Responding to a survey from Civo – the outcomes of which had been revealed in June 2025 – 83% of UK IT leaders stated they had been apprehensive that geopolitical developments could have an effect on their capability to regulate and entry their knowledge, with 61% of decision-makers now viewing knowledge sovereignty as a strategic precedence.

The polling additionally recognized a visibility hole, with simply 35% of respondents saying they’ve full perception into the jurisdiction the place their organisation’s knowledge is hosted.

Within the UK particularly, the federal government’s first Continual dangers evaluation, revealed in July 2025 by the Cupboard Workplace, famous how “the rising dominance of a restricted group of service suppliers is creating dependency dangers” – together with operational, monetary and safety vulnerabilities – whereas additionally limiting market innovation and buyer alternative.
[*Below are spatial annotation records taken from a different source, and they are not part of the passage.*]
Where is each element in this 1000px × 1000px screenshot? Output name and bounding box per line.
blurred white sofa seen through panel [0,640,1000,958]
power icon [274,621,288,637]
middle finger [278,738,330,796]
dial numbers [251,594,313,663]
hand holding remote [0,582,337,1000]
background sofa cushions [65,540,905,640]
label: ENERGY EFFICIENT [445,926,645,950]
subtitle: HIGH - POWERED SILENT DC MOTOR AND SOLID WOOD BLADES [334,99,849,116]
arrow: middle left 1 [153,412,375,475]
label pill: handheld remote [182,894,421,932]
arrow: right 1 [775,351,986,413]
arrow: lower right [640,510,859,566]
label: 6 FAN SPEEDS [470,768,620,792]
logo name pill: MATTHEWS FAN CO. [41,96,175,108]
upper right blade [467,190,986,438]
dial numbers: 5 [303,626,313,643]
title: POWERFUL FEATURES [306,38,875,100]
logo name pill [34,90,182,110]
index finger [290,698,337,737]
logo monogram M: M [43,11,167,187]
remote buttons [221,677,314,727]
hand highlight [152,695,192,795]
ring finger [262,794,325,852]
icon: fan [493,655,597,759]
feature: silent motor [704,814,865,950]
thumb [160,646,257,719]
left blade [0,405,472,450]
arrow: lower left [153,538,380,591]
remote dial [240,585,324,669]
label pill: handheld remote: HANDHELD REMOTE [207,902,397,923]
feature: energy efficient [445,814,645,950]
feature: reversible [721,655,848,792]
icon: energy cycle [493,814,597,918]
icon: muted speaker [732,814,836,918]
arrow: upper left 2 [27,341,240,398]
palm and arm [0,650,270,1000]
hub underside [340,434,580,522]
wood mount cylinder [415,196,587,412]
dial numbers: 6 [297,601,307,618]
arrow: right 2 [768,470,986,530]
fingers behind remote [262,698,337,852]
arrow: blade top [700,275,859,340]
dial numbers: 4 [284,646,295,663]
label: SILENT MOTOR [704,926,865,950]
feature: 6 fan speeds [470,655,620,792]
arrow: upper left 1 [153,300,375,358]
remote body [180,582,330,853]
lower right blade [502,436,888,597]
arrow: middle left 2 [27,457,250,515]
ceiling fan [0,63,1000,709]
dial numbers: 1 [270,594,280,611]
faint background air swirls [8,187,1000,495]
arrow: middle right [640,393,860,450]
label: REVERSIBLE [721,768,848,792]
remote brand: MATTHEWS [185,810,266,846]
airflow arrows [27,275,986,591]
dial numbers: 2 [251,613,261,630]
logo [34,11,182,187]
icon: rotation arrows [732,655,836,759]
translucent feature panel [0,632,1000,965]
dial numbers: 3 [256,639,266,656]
The evaluation additionally cited separate findings from the CMA’s “cloud companies market investigation”, which discovered that 70% to 90% of the UK cloud computing market is dominated by simply two suppliers, Microsoft and AWS.

Printed on 31 July 2025, that investigation concluded that “competitors isn’t working nicely” within the UK cloud market.

In keeping with issues about the place UK knowledge is saved and accessed, Pc Weekly reported in late August 2025 that Microsoft has refused handy over essential details about its knowledge flows to Scottish policing our bodies, whereas concurrently admitting that it’s unable to ensure the sovereignty of knowledge held and processed inside its Workplace 365 infrastructure.

In late September, Pc Weekly then revealed – off the again of an evaluation of Microsoft’s personal distributed documentation on-line, performed by impartial safety marketing consultant Owen Sayers – that Microsoft personnel or contractors can remotely entry Workplace 365 knowledge from 105 totally different nations, utilizing 148 totally different sub-processors.

This consists of a variety of countries with none UK or European knowledge adequacy agreements, together with China.

Though the documentation – which is buried in non-indexed, difficult-to-find net pages – got here to mild within the context of Pc Weekly investigating police cloud use, the difficulty of routine knowledge transfers inside Microsoft’s cloud structure impacts the entire of the UK authorities and public sector, that are obliged by the G-Cloud and Tepas frameworks to make sure knowledge stays within the UK by default.

“Our Tech Sovereignty Agenda is a name to motion to grab the alternatives of UK tech. We’ve got seen loads of funding in current months within the UK – all excellent news. What we’d like extra of is a recognition that the UK’s tech future can’t be totally outsourced overseas,” stated Civo CEO Mark Increase.

“It’s too vital, and we’ve an excessive amount of to supply at house. We have to deliver collectively the perfect of world tech with a thriving homegrown sovereign tech ecosystem, defending our digital infrastructure from overreliance on just a few international corporations, and giving the UK the chance to thrive by itself phrases on this courageous new world.”